The love for small peoples that England heralds now will never stand investigation, as shown by the destruction of the small Boer republics. So Belgium cannot be given up. However, these considerations could be disregarded if all the other German demands, especially a guaranteed free sea, were fully complied with and the natural commercial relationship of Belgium to Germany was considered in a just and workable form. In this case Germany will not fail when the times come to help in rebuilding the country; in fact, she is doing so now.
(6) Germany is a country smaller in size than California, but populated thirty-five times as thickly as that State. She loves and fosters family life, and sees her future in the raising of large families of healthy children under the home roof and under the national flag. German parents have no desire to expatriate every year a considerable number of their children. This implies that her industrial development, which would alone give occupation to the yearly increase of pretty nearly a million people, should go on unhampered.
The activity of her people should have an outlet in the development of such foreign parts as need or wish for development. Great Britain has shown very little foresight in constantly opposing such efforts, playing Morocco into the hands of France, a nation that remained stationary for forty-four years, with little more than half of the population of Germany, and with a system equally undermining religion and morality in keeping families small for the sake of worldly comforts.
England, furthermore, constantly obstructed the German endeavor to reclaim for the benefit of all of the world the granary in Mesopotamia. A permanent peace will mean that this German activity must get a wide scope without infringement upon the rights of others. Germany should be encouraged to continue her activities in Africa and Asia Minor, which can only result in permanent benefit to all the world. Americans have a saying "that it will never do good to sit on a safety valve."
There is nothing in the program of my country which would not be beneficial to the rest of the world, especially the United States. That this is so the events of the last months have conclusively shown, and a better appreciation of what Germany really stands for has recently taken place. So, if I plead the cause of my country, I am not pleading as a German alone, but as a citizen of a country who wishes to be a useful and true member of the universality of nations, contributing by humanitarian aims and by the enhancement of personal freedom to the happiness of even the lowliest members of the great world community.
I am proud to say that I cannot only give this assurance, but produce facts, and I beg to refer to the modern system of social reforms which Germany inaugurated and carries through at an expense which is every year larger by half than the expense of the military system.
The brunt of this war has not been borne by the men who fight, but by the women who suffer, and it will be one of the proudest and most coveted achievements that Germany will gain in rewarding in a dignified and permanently beneficial way the enormous sacrifices of womanhood, to alleviate to the extent of the possible the hardships and sorrows that this war has brought upon them.
The Allies' Conditions of Peace
By Sir Edward Grey
Sir Edward Grey, presiding at a lecture on the war by Mr.
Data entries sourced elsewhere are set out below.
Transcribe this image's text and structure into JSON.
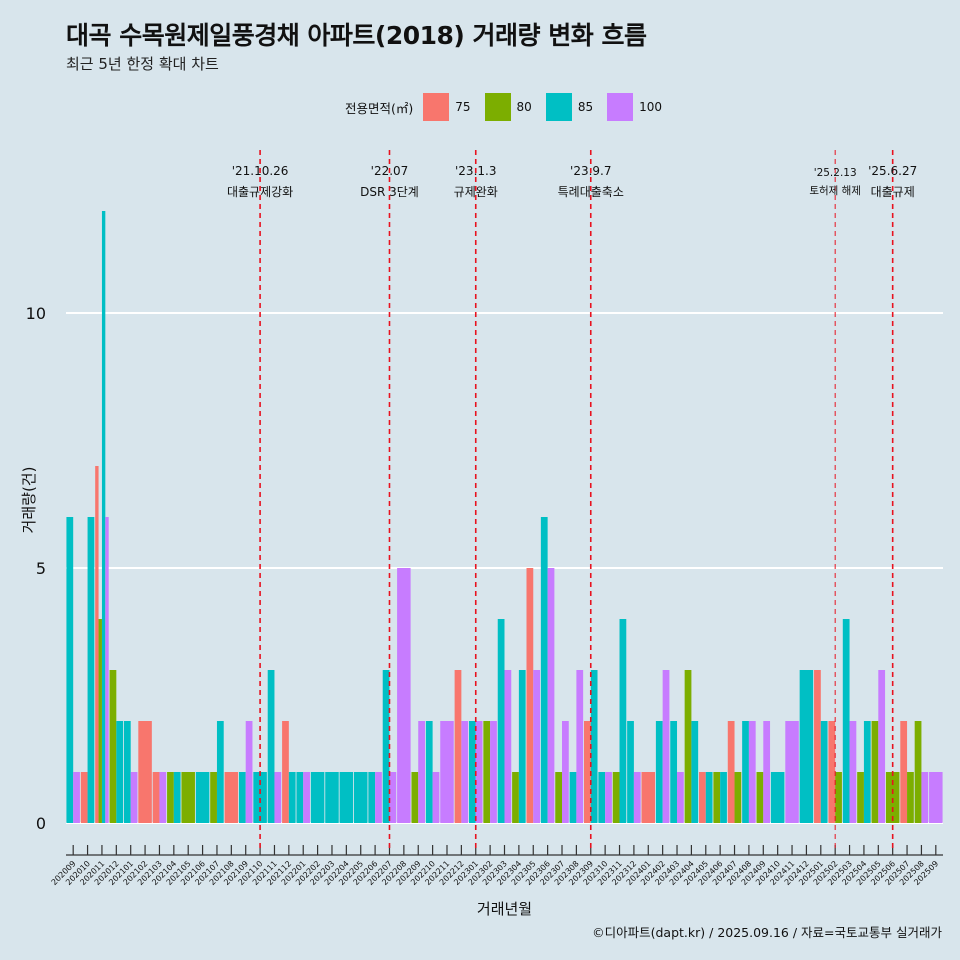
{
  "title": "대곡 수목원제일풍경채 아파트(2018) 거래량 변화 흐름",
  "subtitle": "최근 5년 한정 확대 차트",
  "caption": "©디아파트(dapt.kr) / 2025.09.16 / 자료=국토교통부 실거래가",
  "legend": {
    "title": "전용면적(㎡)"
  },
  "colors": {
    "75": "#f8766d",
    "80": "#7cae00",
    "85": "#00bfc4",
    "100": "#c77cff",
    "event_line": "#e8121f",
    "grid": "#ffffff",
    "background": "#d8e5ec"
  },
  "chart_data": {
    "type": "bar",
    "xlabel": "거래년월",
    "ylabel": "거래량(건)",
    "ylim": [
      0,
      12
    ],
    "yticks": [
      0,
      5,
      10
    ],
    "grid": true,
    "legend_position": "top",
    "series": [
      {
        "name": "75",
        "color": "#f8766d"
      },
      {
        "name": "80",
        "color": "#7cae00"
      },
      {
        "name": "85",
        "color": "#00bfc4"
      },
      {
        "name": "100",
        "color": "#c77cff"
      }
    ],
    "categories": [
      "202009",
      "202010",
      "202011",
      "202012",
      "202101",
      "202102",
      "202103",
      "202104",
      "202105",
      "202106",
      "202107",
      "202108",
      "202109",
      "202110",
      "202111",
      "202112",
      "202201",
      "202202",
      "202203",
      "202204",
      "202205",
      "202206",
      "202207",
      "202208",
      "202209",
      "202210",
      "202211",
      "202212",
      "202301",
      "202302",
      "202303",
      "202304",
      "202305",
      "202306",
      "202307",
      "202308",
      "202309",
      "202310",
      "202311",
      "202312",
      "202401",
      "202402",
      "202403",
      "202404",
      "202405",
      "202406",
      "202407",
      "202408",
      "202409",
      "202410",
      "202411",
      "202412",
      "202501",
      "202502",
      "202503",
      "202504",
      "202505",
      "202506",
      "202507",
      "202508",
      "202509"
    ],
    "data": [
      {
        "month": "202009",
        "85": 6,
        "100": 1
      },
      {
        "month": "202010",
        "75": 1,
        "85": 6
      },
      {
        "month": "202011",
        "75": 7,
        "80": 4,
        "85": 12,
        "100": 6
      },
      {
        "month": "202012",
        "80": 3,
        "85": 2
      },
      {
        "month": "202101",
        "85": 2,
        "100": 1
      },
      {
        "month": "202102",
        "75": 2
      },
      {
        "month": "202103",
        "75": 1,
        "100": 1
      },
      {
        "month": "202104",
        "80": 1,
        "85": 1
      },
      {
        "month": "202105",
        "80": 1
      },
      {
        "month": "202106",
        "85": 1
      },
      {
        "month": "202107",
        "80": 1,
        "85": 2
      },
      {
        "month": "202108",
        "75": 1
      },
      {
        "month": "202109",
        "85": 1,
        "100": 2
      },
      {
        "month": "202110",
        "85": 1
      },
      {
        "month": "202111",
        "85": 3,
        "100": 1
      },
      {
        "month": "202112",
        "85": 1,
        "75": 2
      },
      {
        "month": "202201",
        "85": 1,
        "100": 1
      },
      {
        "month": "202202",
        "85": 1
      },
      {
        "month": "202203",
        "85": 1
      },
      {
        "month": "202204",
        "85": 1
      },
      {
        "month": "202205",
        "85": 1
      },
      {
        "month": "202206",
        "85": 1,
        "100": 1
      },
      {
        "month": "202207",
        "85": 3,
        "100": 1
      },
      {
        "month": "202208",
        "100": 5
      },
      {
        "month": "202209",
        "80": 1,
        "100": 2
      },
      {
        "month": "202210",
        "85": 2,
        "100": 1
      },
      {
        "month": "202211",
        "100": 2
      },
      {
        "month": "202212",
        "75": 3,
        "100": 2
      },
      {
        "month": "202301",
        "85": 2,
        "100": 2
      },
      {
        "month": "202302",
        "80": 2,
        "100": 2
      },
      {
        "month": "202303",
        "85": 4,
        "100": 3
      },
      {
        "month": "202304",
        "80": 1,
        "85": 3
      },
      {
        "month": "202305",
        "75": 5,
        "100": 3
      },
      {
        "month": "202306",
        "85": 6,
        "100": 5
      },
      {
        "month": "202307",
        "80": 1,
        "100": 2
      },
      {
        "month": "202308",
        "85": 1,
        "100": 3
      },
      {
        "month": "202309",
        "75": 2,
        "85": 3
      },
      {
        "month": "202310",
        "85": 1,
        "100": 1
      },
      {
        "month": "202311",
        "80": 1,
        "85": 4
      },
      {
        "month": "202312",
        "85": 2,
        "100": 1
      },
      {
        "month": "202401",
        "75": 1
      },
      {
        "month": "202402",
        "85": 2,
        "100": 3
      },
      {
        "month": "202403",
        "85": 2,
        "100": 1
      },
      {
        "month": "202404",
        "80": 3,
        "85": 2
      },
      {
        "month": "202405",
        "75": 1,
        "85": 1
      },
      {
        "month": "202406",
        "80": 1,
        "85": 1
      },
      {
        "month": "202407",
        "75": 2,
        "80": 1
      },
      {
        "month": "202408",
        "85": 2,
        "100": 2
      },
      {
        "month": "202409",
        "80": 1,
        "100": 2
      },
      {
        "month": "202410",
        "85": 1
      },
      {
        "month": "202411",
        "100": 2
      },
      {
        "month": "202412",
        "85": 3
      },
      {
        "month": "202501",
        "75": 3,
        "85": 2
      },
      {
        "month": "202502",
        "75": 2,
        "80": 1
      },
      {
        "month": "202503",
        "85": 4,
        "100": 2
      },
      {
        "month": "202504",
        "80": 1,
        "85": 2
      },
      {
        "month": "202505",
        "80": 2,
        "100": 3
      },
      {
        "month": "202506",
        "80": 1
      },
      {
        "month": "202507",
        "75": 2,
        "80": 1
      },
      {
        "month": "202508",
        "80": 2,
        "100": 1
      },
      {
        "month": "202509",
        "100": 1
      }
    ],
    "events": [
      {
        "month": "202110",
        "date": "'21.10.26",
        "label": "대출규제강화"
      },
      {
        "month": "202207",
        "date": "'22.07",
        "label": "DSR 3단계"
      },
      {
        "month": "202301",
        "date": "'23.1.3",
        "label": "규제완화"
      },
      {
        "month": "202309",
        "date": "'23.9.7",
        "label": "특례대출축소"
      },
      {
        "month": "202502",
        "date": "'25.2.13",
        "label": "토허제 해제"
      },
      {
        "month": "202506",
        "date": "'25.6.27",
        "label": "대출규제"
      }
    ]
  }
}
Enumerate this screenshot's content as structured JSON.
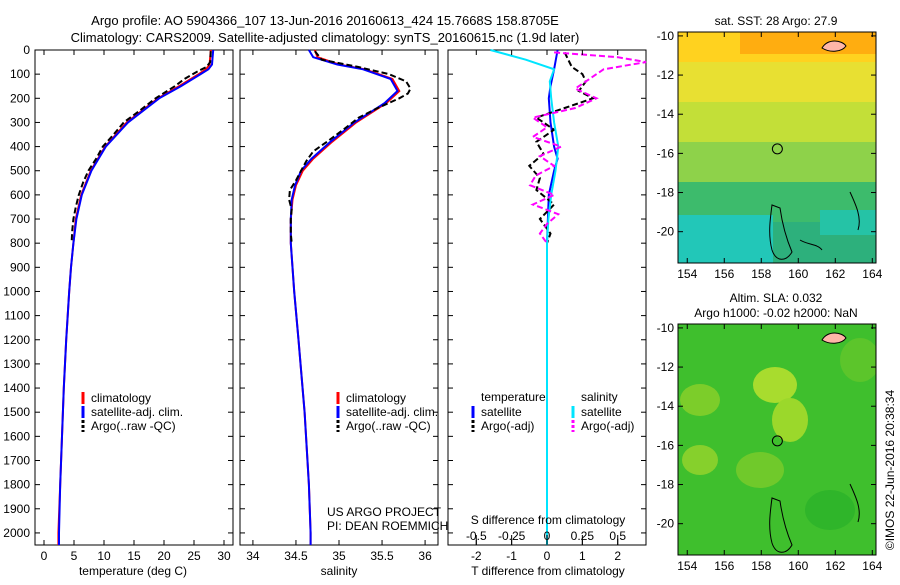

Buchan, delivered March 22, 1915, reviewed the origin and causes of the conflict. Germany, he said, refused every suggestion made to her for settling the dispute by means of a conference. On her must rest for all time the appalling responsibility for having plunged Europe into this war. One essential condition of peace must be the restoration to Belgium of her independence and reparation to her for the cruel wrong done to her. England claims for herself and her allies claim for themselves, and together will secure for Europe, the right of independent sovereignty for the different nations, the right to pursue a national existence in the light of general liberty.